Na verdade, quando começamos a pesquisa não imaginávamos que a folha do tabaco poderia ter essa ação benéfica. Ela iria ser testada, assim como uma série de outros extratos, para verificar qual a sua ação no carcinoma oral humano. Após o primeiro experimento, verificamos essa ação inesperada e, a partir daí, investimos na pesquisa do extrato bruto de tabaco. É importante lembrar que em nenhum momento afirmamos que a folha do tabaco em seu estado bruto é um bom remédio para o câncer de boca. O tabaco continua sendo o principal fator de risco para o desenvolvimento do câncer. O que a pesquisa nos mostra é que a folha de tabaco tem um ou mais componentes capazes de induzir morte nas células de carcinoma oral.

De que forma o extrato combate o câncer de boca?
O extrato bruto de tabaco é citotóxico para a linhagem OSCC3. Ele induz as células a um tipo de morte celular específico, a apoptose. Esse resultado é muito bom porque ao contrario da necrose, a apoptose é um tipo de morte celular programada, que induz menor reação inflamatória e consequentemente menores efeitos colaterais.

Como chegaram a esse resultado?
O primeiro passo foi testar a viabilidade, ou seja, se o extrato era capaz de induzir morte na linhagem de carcinoma bucal estudado. Quando essa morte foi confirmada, passamos aos testes de citotoxicidade e curva dose-resposta. Tanto do extrato bruto quanto das suas frações. Esses experimentos nos mostraram que a ação do extrato é dose-dependente, ou seja, quanto maior a dose utilizada, maior o efeito de morte celular encontrado.
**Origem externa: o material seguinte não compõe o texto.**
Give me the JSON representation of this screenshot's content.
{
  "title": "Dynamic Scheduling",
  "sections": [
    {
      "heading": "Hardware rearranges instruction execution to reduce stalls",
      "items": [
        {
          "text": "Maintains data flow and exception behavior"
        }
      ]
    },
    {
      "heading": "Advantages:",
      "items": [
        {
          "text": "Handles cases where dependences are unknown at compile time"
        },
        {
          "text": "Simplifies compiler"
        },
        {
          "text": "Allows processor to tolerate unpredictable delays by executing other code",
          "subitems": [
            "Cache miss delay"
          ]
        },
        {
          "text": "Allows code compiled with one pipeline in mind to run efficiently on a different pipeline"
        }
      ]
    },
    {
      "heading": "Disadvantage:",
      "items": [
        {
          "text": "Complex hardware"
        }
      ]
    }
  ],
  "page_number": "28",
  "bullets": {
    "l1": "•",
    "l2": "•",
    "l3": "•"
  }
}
Foram feitos então o teste de extração de DNA e western-blot para verificar qual o tipo de morte celular induzido e qual a via envolvida nesse processo. Os resultados foram que a morte celular induzida é a apotose e a via envolvida neste processo é a da caspase-3.
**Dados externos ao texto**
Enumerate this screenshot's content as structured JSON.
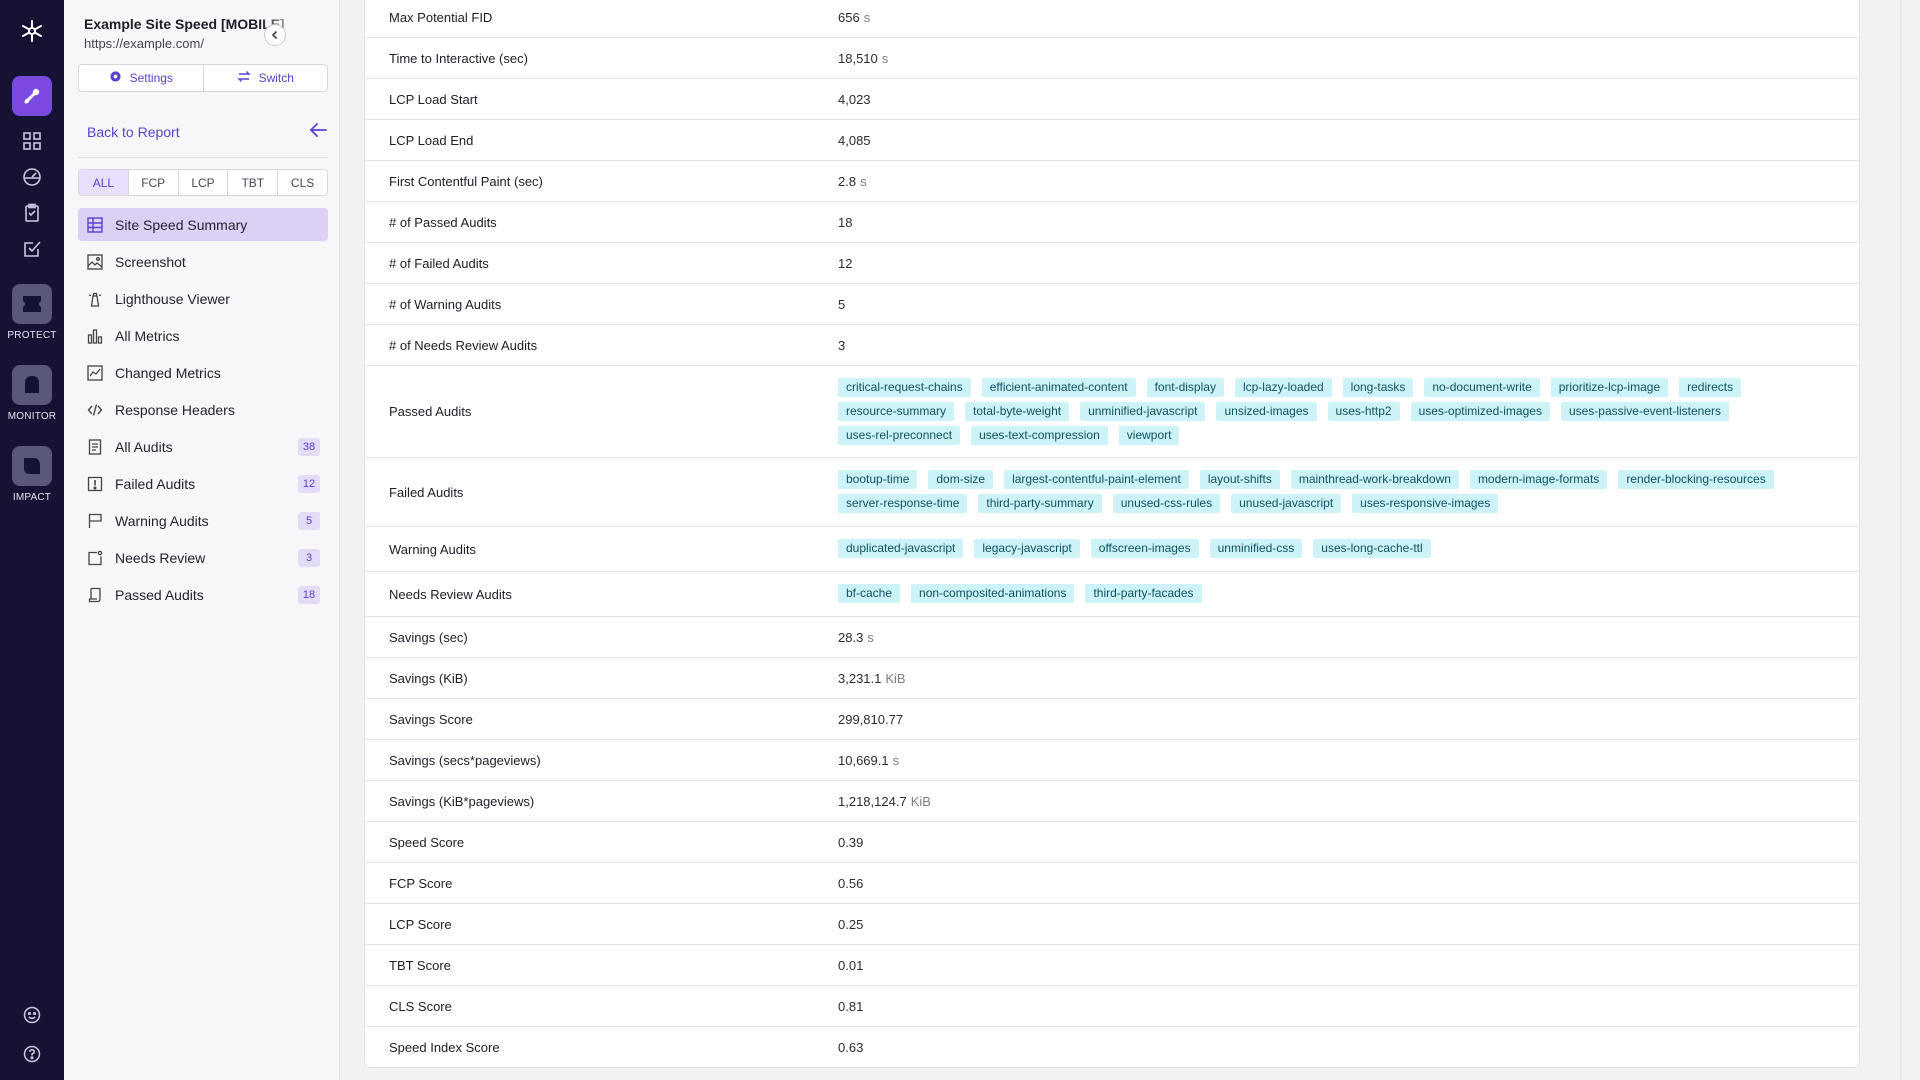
{
  "sidebar": {
    "title": "Example Site Speed [MOBILE]",
    "url": "https://example.com/",
    "settings_label": "Settings",
    "switch_label": "Switch",
    "back_label": "Back to Report",
    "filters": [
      "ALL",
      "FCP",
      "LCP",
      "TBT",
      "CLS"
    ],
    "nav": [
      {
        "label": "Site Speed Summary",
        "icon": "grid-icon",
        "badge": ""
      },
      {
        "label": "Screenshot",
        "icon": "image-icon",
        "badge": ""
      },
      {
        "label": "Lighthouse Viewer",
        "icon": "lighthouse-icon",
        "badge": ""
      },
      {
        "label": "All Metrics",
        "icon": "bar-chart-icon",
        "badge": ""
      },
      {
        "label": "Changed Metrics",
        "icon": "line-chart-icon",
        "badge": ""
      },
      {
        "label": "Response Headers",
        "icon": "code-icon",
        "badge": ""
      },
      {
        "label": "All Audits",
        "icon": "document-icon",
        "badge": "38"
      },
      {
        "label": "Failed Audits",
        "icon": "alert-icon",
        "badge": "12"
      },
      {
        "label": "Warning Audits",
        "icon": "flag-icon",
        "badge": "5"
      },
      {
        "label": "Needs Review",
        "icon": "review-icon",
        "badge": "3"
      },
      {
        "label": "Passed Audits",
        "icon": "passed-icon",
        "badge": "18"
      }
    ]
  },
  "rail": {
    "protect_label": "PROTECT",
    "monitor_label": "MONITOR",
    "impact_label": "IMPACT"
  },
  "metrics": [
    {
      "label": "Max Potential FID",
      "value": "656",
      "unit": "s"
    },
    {
      "label": "Time to Interactive (sec)",
      "value": "18,510",
      "unit": "s"
    },
    {
      "label": "LCP Load Start",
      "value": "4,023",
      "unit": ""
    },
    {
      "label": "LCP Load End",
      "value": "4,085",
      "unit": ""
    },
    {
      "label": "First Contentful Paint (sec)",
      "value": "2.8",
      "unit": "s"
    },
    {
      "label": "# of Passed Audits",
      "value": "18",
      "unit": ""
    },
    {
      "label": "# of Failed Audits",
      "value": "12",
      "unit": ""
    },
    {
      "label": "# of Warning Audits",
      "value": "5",
      "unit": ""
    },
    {
      "label": "# of Needs Review Audits",
      "value": "3",
      "unit": ""
    },
    {
      "label": "Passed Audits",
      "tags": [
        "critical-request-chains",
        "efficient-animated-content",
        "font-display",
        "lcp-lazy-loaded",
        "long-tasks",
        "no-document-write",
        "prioritize-lcp-image",
        "redirects",
        "resource-summary",
        "total-byte-weight",
        "unminified-javascript",
        "unsized-images",
        "uses-http2",
        "uses-optimized-images",
        "uses-passive-event-listeners",
        "uses-rel-preconnect",
        "uses-text-compression",
        "viewport"
      ]
    },
    {
      "label": "Failed Audits",
      "tags": [
        "bootup-time",
        "dom-size",
        "largest-contentful-paint-element",
        "layout-shifts",
        "mainthread-work-breakdown",
        "modern-image-formats",
        "render-blocking-resources",
        "server-response-time",
        "third-party-summary",
        "unused-css-rules",
        "unused-javascript",
        "uses-responsive-images"
      ]
    },
    {
      "label": "Warning Audits",
      "tags": [
        "duplicated-javascript",
        "legacy-javascript",
        "offscreen-images",
        "unminified-css",
        "uses-long-cache-ttl"
      ]
    },
    {
      "label": "Needs Review Audits",
      "tags": [
        "bf-cache",
        "non-composited-animations",
        "third-party-facades"
      ]
    },
    {
      "label": "Savings (sec)",
      "value": "28.3",
      "unit": "s"
    },
    {
      "label": "Savings (KiB)",
      "value": "3,231.1",
      "unit": "KiB"
    },
    {
      "label": "Savings Score",
      "value": "299,810.77",
      "unit": ""
    },
    {
      "label": "Savings (secs*pageviews)",
      "value": "10,669.1",
      "unit": "s"
    },
    {
      "label": "Savings (KiB*pageviews)",
      "value": "1,218,124.7",
      "unit": "KiB"
    },
    {
      "label": "Speed Score",
      "value": "0.39",
      "unit": ""
    },
    {
      "label": "FCP Score",
      "value": "0.56",
      "unit": ""
    },
    {
      "label": "LCP Score",
      "value": "0.25",
      "unit": ""
    },
    {
      "label": "TBT Score",
      "value": "0.01",
      "unit": ""
    },
    {
      "label": "CLS Score",
      "value": "0.81",
      "unit": ""
    },
    {
      "label": "Speed Index Score",
      "value": "0.63",
      "unit": ""
    }
  ],
  "colors": {
    "accent": "#5b3fd0",
    "rail_bg": "#161234",
    "active_app": "#7a4ae0",
    "tag_bg": "#cdf3f8",
    "tag_text": "#0e5360"
  }
}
Até que ponto o tabaco é mais eficiente que os remédios quimioterápicos?
No estudo de citotoxicidade a ação do extrato bruto de tabaco foi comparada a ação de um quimioterápico utilizado para esse tipo de câncer, o 5-FU (fluorouracil). Após 48 horas de tratamento o quimioterápico foi capaz de induzir morte celular em 50% das células. Esse número já era esperado quando se faz uma revisão de literatura sobre o assunto. Já o extrato de tabaco induziu 72% de morte nas células tratadas com ele.

Ainda é cedo para comercialização? Quanto tempo demora para chegar até as farmácias?
É sim. Como eu disse anteriormente o que induz a morte celular não é o tabaco bruto de tabaco de uma maneira total e sim uma substância especifica dele, por isso enquanto essa substância não for isolada e testada, inclusive quanto a sua segurança, em animais ela não poderá ser comercializada para o tratamento do câncer de boca. Esse processo é longe e deve demorar pelo menos cinco anos.


Revista Vida Nova, dezembro de 2011.